Authorities in the United Arab Emirates and Saudi Arabia have moved to ban the use of certain BlackBerry services in their respective territories.
In a statement posted today, the UAE’s Telecommunications Regulatory Authority said that use of the hand-held devices for email, web-browsing and instant messaging would be outlawed in the emirates from 11 October.
Similarly, Saudi Arabia’s state-run operator, Saudi Telecom, has said that it will ban the use of the smartphone’s instant messaging function, known as BlackBerry Messenger, as the encryption used does not allow authorities to monitor messages.
Authorities in the UAE had said last week that some BlackBerry services were in contravention of local legislation. It is reported that the UAE is specifically concerned about features in the device that automatically send data to servers held outside the emirates.
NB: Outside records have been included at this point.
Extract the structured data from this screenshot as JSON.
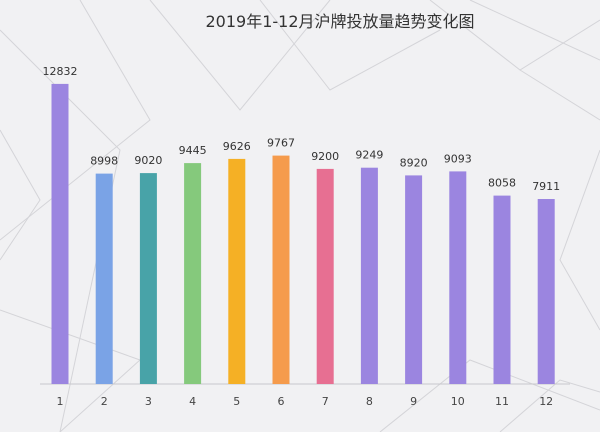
{
  "chart_data": {
    "type": "bar",
    "title": "2019年1-12月沪牌投放量趋势变化图",
    "categories": [
      "1",
      "2",
      "3",
      "4",
      "5",
      "6",
      "7",
      "8",
      "9",
      "10",
      "11",
      "12"
    ],
    "values": [
      12832,
      8998,
      9020,
      9445,
      9626,
      9767,
      9200,
      9249,
      8920,
      9093,
      8058,
      7911
    ],
    "colors": [
      "#9b85e0",
      "#7aa3e6",
      "#48a3a8",
      "#85c97c",
      "#f5b025",
      "#f59b4c",
      "#e76f92",
      "#9b85e0",
      "#9b85e0",
      "#9b85e0",
      "#9b85e0",
      "#9b85e0"
    ],
    "ylim": [
      0,
      13000
    ],
    "grid": false,
    "legend": "none",
    "xlabel": "",
    "ylabel": ""
  }
}
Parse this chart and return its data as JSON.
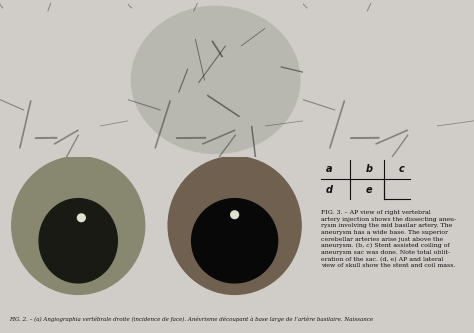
{
  "figure_title": "Fig. 3. – AP view of right vertebral artery injection shows the dissecting aneu-rysm involving the mid basilar artery. The aneurysm has a wide base. The superior cerebellar arteries arise just above the aneurysm. (b, c) Stent assisted coiling of aneurysm sac was done. Note total oblit-eration of the sac. (d, e) AP and lateral view of skull show the stent and coil mass.",
  "bottom_caption": "FIG. 2. – (a) Angiographia vertébrale droite (incidence de face). Anévrisme découpant à base large de l'artère basilaire. Naisance",
  "grid_labels": [
    [
      "a",
      "b",
      "c"
    ],
    [
      "d",
      "e",
      ""
    ]
  ],
  "bg_color": "#d0cdc8",
  "panel_bg_top": "#a0a09a",
  "panel_bg_bottom": "#303030",
  "text_color": "#1a1a1a",
  "caption_color": "#2a2a2a",
  "figsize": [
    4.74,
    3.33
  ],
  "dpi": 100
}
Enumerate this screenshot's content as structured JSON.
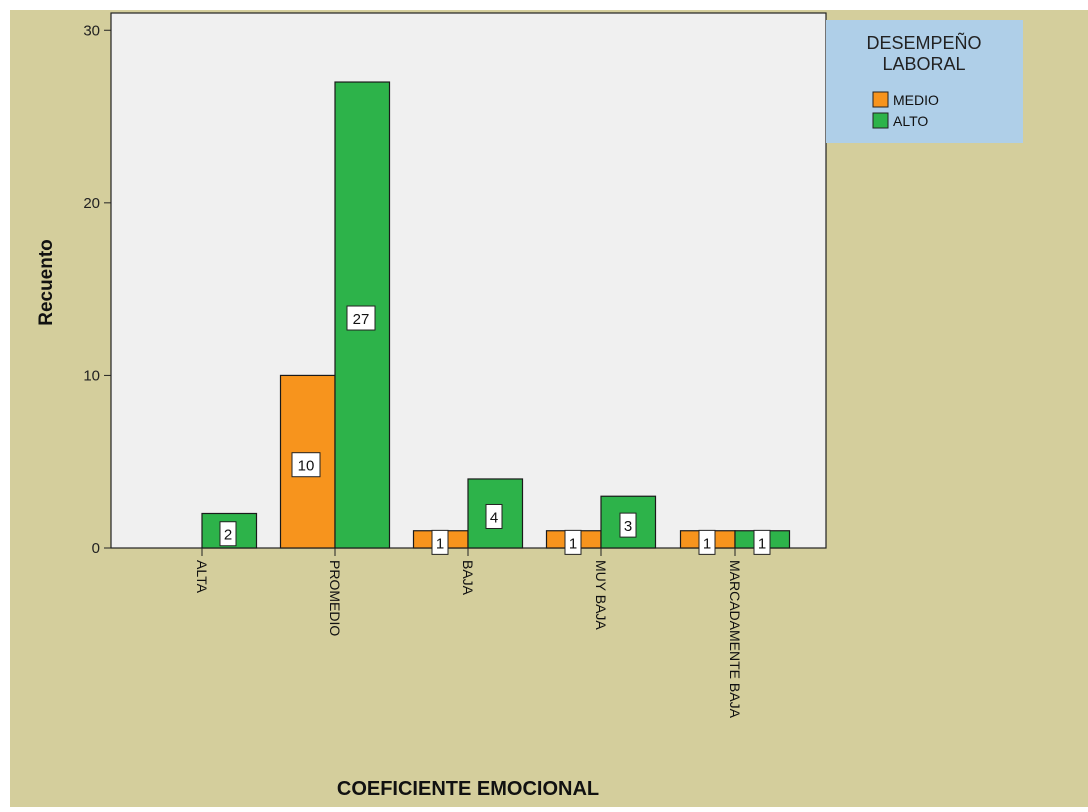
{
  "chart_data": {
    "type": "bar",
    "title": "",
    "xlabel": "COEFICIENTE EMOCIONAL",
    "ylabel": "Recuento",
    "ylim": [
      0,
      31
    ],
    "yticks": [
      0,
      10,
      20,
      30
    ],
    "categories": [
      "ALTA",
      "PROMEDIO",
      "BAJA",
      "MUY BAJA",
      "MARCADAMENTE BAJA"
    ],
    "series": [
      {
        "name": "MEDIO",
        "color": "#F7941D",
        "values": [
          0,
          10,
          1,
          1,
          1
        ]
      },
      {
        "name": "ALTO",
        "color": "#2DB34A",
        "values": [
          2,
          27,
          4,
          3,
          1
        ]
      }
    ],
    "legend": {
      "title_lines": [
        "DESEMPEÑO",
        "LABORAL"
      ],
      "placement": "top-right"
    },
    "grid": false,
    "colors": {
      "outer_background": "#D4CE9C",
      "plot_background": "#F0F0F0",
      "legend_background": "#AFCFE8"
    }
  }
}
However, press freedom advocate Reporters Without Borders has claimed that the restrictions on BlackBerry usage were being enacted as a means of censorship. The group claims that one 18-year-old user has been arrested and held since July after attempting to organise a protest using the BlackBerry Messenger service.
“Because they cannot decipher BlackBerry’s encrypted data and thereby gain access to its clients’ personal data, the security forces have decided to intimidate users in order to combat their potential for disseminating information,” the organisation said in a statement late last week.
Mohammed al-Ghanem, head of the UAE’s telecoms authority, refuted claims that censorship was the motivation behind the ban. "Censorship has got nothing to do with this," he commented. "What we are talking about is suspension due to the lack of compliance with UAE telecommunications regulations."
Research In Motion, BlackBerry’s Canada-based manufacturer, was not available for comment at the time of publication.